To tackle the crisis of traditional data collection systems, national and international actors need to engage with new sources of data and methods and find innovative solutions to generate information that is relevant for food security, nutrition, and food systems transformation.
In this light, in 2019 FAO created the “Data Lab for statistical innovation” to fill such gaps by improving the timeliness and granularity of data collection, increasing the use of methods and technologies to extract data from unstructured sources with the aim to build more timely information to support decisions making processes.
The internet grants a wide scope of facts and data sources, which consist of an enormous assortment of dissimilar and poorly organized data. Web scraping involves fetching and extracting those data from web pages, and creating properly organized information. The Data Lab has developed different procedures to gather structured information either from web pages containing statistical data or from social media (Twitter) / media aggregators (Google News).
Text analytics (or text mining) refers to the process of automatically extracting information from different written resources. It involves lexical analysis to study word frequency distributions, pattern recognition, tagging/annotation, sentiment analysis, information extraction, data mining techniques (including link and association analysis), visualization, and predictive analytics with the aim to turn text into data for analysis, via the application of natural language processing (NLP). By means of proper tools (all of these being free and Open Source), the Data Lab implements the different NLP steps, depending on the resources used or the specific objectives of the analysis.
Data validation consists of the process of verifying the quality of the scraped data. This implies the implementation of a strategy that verifies the correctness and the meaningfulness of the resulting information by referring to other sources.
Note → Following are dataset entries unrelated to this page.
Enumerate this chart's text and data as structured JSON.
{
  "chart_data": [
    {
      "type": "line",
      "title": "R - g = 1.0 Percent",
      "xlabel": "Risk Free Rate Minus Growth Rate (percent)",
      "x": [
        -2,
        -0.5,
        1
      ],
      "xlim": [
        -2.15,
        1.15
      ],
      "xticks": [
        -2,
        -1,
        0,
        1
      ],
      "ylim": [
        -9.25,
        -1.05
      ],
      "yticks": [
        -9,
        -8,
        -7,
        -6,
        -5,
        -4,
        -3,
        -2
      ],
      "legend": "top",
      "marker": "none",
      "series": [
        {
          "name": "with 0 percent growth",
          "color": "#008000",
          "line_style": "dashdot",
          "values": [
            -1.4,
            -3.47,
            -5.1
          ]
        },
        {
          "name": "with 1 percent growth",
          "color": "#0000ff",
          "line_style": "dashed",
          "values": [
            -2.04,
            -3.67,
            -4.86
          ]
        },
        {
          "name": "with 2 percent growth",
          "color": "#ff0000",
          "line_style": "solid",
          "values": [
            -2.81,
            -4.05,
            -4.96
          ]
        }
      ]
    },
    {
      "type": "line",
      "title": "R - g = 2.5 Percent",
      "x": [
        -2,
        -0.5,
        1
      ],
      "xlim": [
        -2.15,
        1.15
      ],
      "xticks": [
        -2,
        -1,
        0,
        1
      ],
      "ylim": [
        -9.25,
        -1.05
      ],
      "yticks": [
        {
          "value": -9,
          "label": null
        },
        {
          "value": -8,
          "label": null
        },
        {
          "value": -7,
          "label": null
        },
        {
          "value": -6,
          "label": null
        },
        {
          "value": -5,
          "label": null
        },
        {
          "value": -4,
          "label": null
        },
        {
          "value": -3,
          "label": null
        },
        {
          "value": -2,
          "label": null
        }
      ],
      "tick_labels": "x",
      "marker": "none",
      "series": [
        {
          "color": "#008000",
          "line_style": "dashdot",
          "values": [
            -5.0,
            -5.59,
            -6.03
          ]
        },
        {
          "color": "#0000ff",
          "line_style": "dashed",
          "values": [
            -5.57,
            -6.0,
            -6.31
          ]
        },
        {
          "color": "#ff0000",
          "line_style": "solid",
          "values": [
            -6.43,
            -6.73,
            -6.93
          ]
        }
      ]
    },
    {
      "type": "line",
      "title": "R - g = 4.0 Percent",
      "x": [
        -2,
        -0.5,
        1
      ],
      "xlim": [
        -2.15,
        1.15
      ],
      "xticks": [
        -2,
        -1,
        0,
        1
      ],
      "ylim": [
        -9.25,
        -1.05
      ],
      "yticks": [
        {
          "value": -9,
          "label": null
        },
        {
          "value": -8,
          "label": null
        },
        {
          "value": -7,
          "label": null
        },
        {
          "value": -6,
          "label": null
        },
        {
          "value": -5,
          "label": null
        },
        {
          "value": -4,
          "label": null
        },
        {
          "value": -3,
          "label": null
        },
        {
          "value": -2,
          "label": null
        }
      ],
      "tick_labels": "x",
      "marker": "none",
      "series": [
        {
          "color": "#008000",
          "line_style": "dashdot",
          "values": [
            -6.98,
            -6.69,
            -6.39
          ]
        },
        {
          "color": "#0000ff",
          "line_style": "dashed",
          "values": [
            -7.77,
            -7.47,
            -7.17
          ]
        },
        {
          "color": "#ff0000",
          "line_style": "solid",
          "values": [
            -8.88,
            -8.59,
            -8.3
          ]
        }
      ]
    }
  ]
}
The Data Lab has access to all the FAO data systems to check the resulting values against the most updated "official sources".
Formalizing a phenomenon in a mathematical way allows for identifying how the different components act in determining its values. This could be used to obtain values for the phenomenon when no observations are available. The Data Lab develops models that, starting from the scraped data and considering also other sources, produce descriptive statistics and proper indicators that are useful to support the achievements of FAO's main objectives.